1.43 permanente bewoning:

het gebruik van een woonruimte tenminste 2/3 van de tijd als woonruimte in een aaneengesloten periode van 180 dagen en minimaal 50 overnachtingen in de maanden december, januari en februari. Als permanente bewoning wordt tevens gezien het hebben van een pand voor bewoning door personeel, volgens een (langdurige) huurovereenkomst voor minimaal 4 dagen per week.
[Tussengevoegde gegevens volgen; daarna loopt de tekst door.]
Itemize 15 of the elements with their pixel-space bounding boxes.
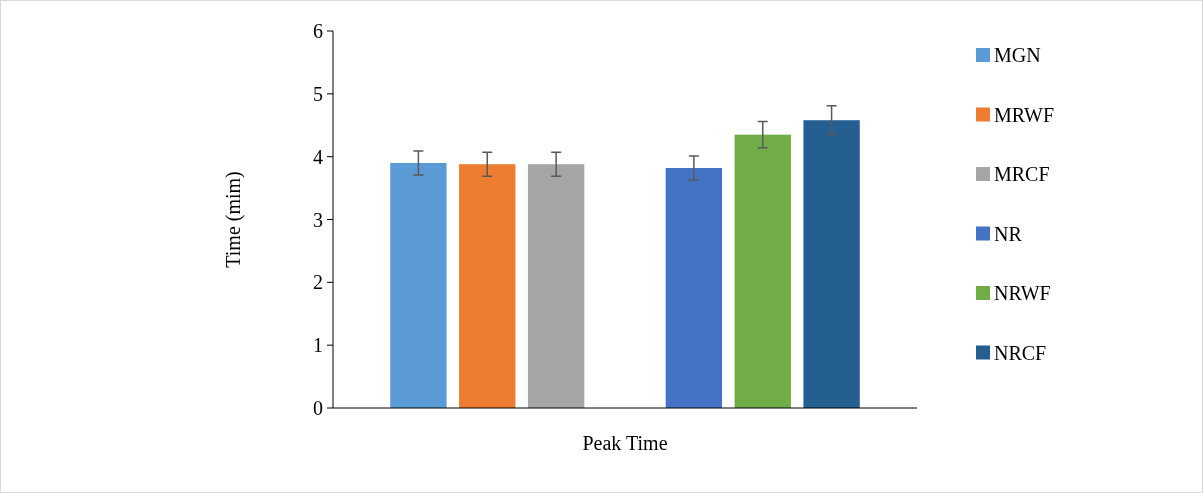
y-tick-label: 2 [313,271,323,294]
y-tick-label: 5 [313,82,323,105]
legend-label: NR [994,222,1023,245]
y-tick-label: 6 [313,20,323,42]
legend-label: NRCF [994,341,1047,364]
y-tick-label: 3 [313,208,323,231]
y-tick-label: 1 [313,334,323,357]
x-tick-label: Peak Time [582,432,668,454]
legend-label: MRCF [994,163,1050,185]
y-tick-label: 4 [313,145,323,168]
y-axis-title: Time (mim) [222,171,245,268]
y-tick-label: 0 [313,397,323,419]
legend-label: MGN [994,44,1041,66]
legend-label: MRWF [994,103,1055,126]
legend-label: NRWF [994,282,1051,304]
De duur van deze overeenkomst moet voor minimaal 1 jaar worden aangegaan;

1.44 (dag)recreatief medegebruik:

een recreatief gebruik van gronden dat ondergeschikt is aan de functie van de bestemming waarbinnen dit recreatieve gebruik is toegestaan;

1.45 recreatief nachtverblijf:

recreatie in ruimten welke zijn bestemd op opgericht voor recreatief nachtverblijf, zoals een recreatiewoning, kampeerhuisje, logeergebouw, pension of kampeermiddel, door personen die hun hoofdverblijf elders hebben;

1.46 recreatieverblijf:

een gebouw dat naar de aard en inrichting is bedoeld voor recreatieve bewoning;

1.47 strandrecreatie:

de beleving en het gebruik van het strand waaronder wordt begrepen de natuurbeleving, het baden, het zonnen, het bouwen van zandkastelen, het uitoefenen van diverse sporten en spelen, het wandelen, het vissen, het ontsteken van kampvuren, het beleven van zonsondergangen, het vinden van rust en weidsheid, en naar de aard daarmee gelijk te stellen activiteiten;

1.48 strandpaviljoen:

een gebouw (van demontabele constructie), waarin de bedrijfsuitoefening hoofdzakelijk gericht is op het verstrekken van dranken en maaltijden voor gebruik ter plaatse ten behoeve van de strandrecreatie;

1.49 tent:

een in hoofdzaak van textiel of andere daarmee vergelijkbare materialen vervaardigd onderkomen voor dag- en/of nachtverblijf, dat gemakkelijk is op te bouwen of af te breken en in te pakken;

1.50 tenthuisje:

elk seizoenwoonverblijf van lichte constructie met minimaal 1 zijwand en een dak van tentdoek, dat geschikt is om periodiek gedemonteerd te worden en waarvan de gebruikers hun hoofdverblijf elders hebben;

1.51 terras:

een buiten de besloten ruimte van de inrichting liggend deel van het horecabedrijf waar zitgelegenheid kan worden geboden en waar tegen vergoeding dranken worden geschonken en/of spijzen voor directe consumptie worden bereid en/of verstrekt;

1.52 woonhuis:

een gebouw, dat één woning omvat, dan wel twee naast elkaar en/of geheel of gedeeltelijk boven elkaar gelegen woningen omvat en dat qua uiterlijke verschijningsvorm als een eenheid beschouwd kan worden;

1.53 woning:

een gebouw, dat één woning omvat, dan wel twee naast elkaar en/of geheel of gedeeltelijk boven elkaar gelegen woningen omvat en dat qua uiterlijke verschijningsvorm als een eenheid beschouwd kan worden;

1.54 Wro:

de Wet ruimtelijke ordening, zoals die luidde ten tijden van de inwerkingtreding van het bestemmingsplan;

1.55 zomerseizoen:

het zomerseizoen betreft de periode van 15 maart tot en met de herfstvakantie;

1.56 zomerhuis:

een gebouw dat naar aard en inrichting is bedoeld voor recreatieve bewoning.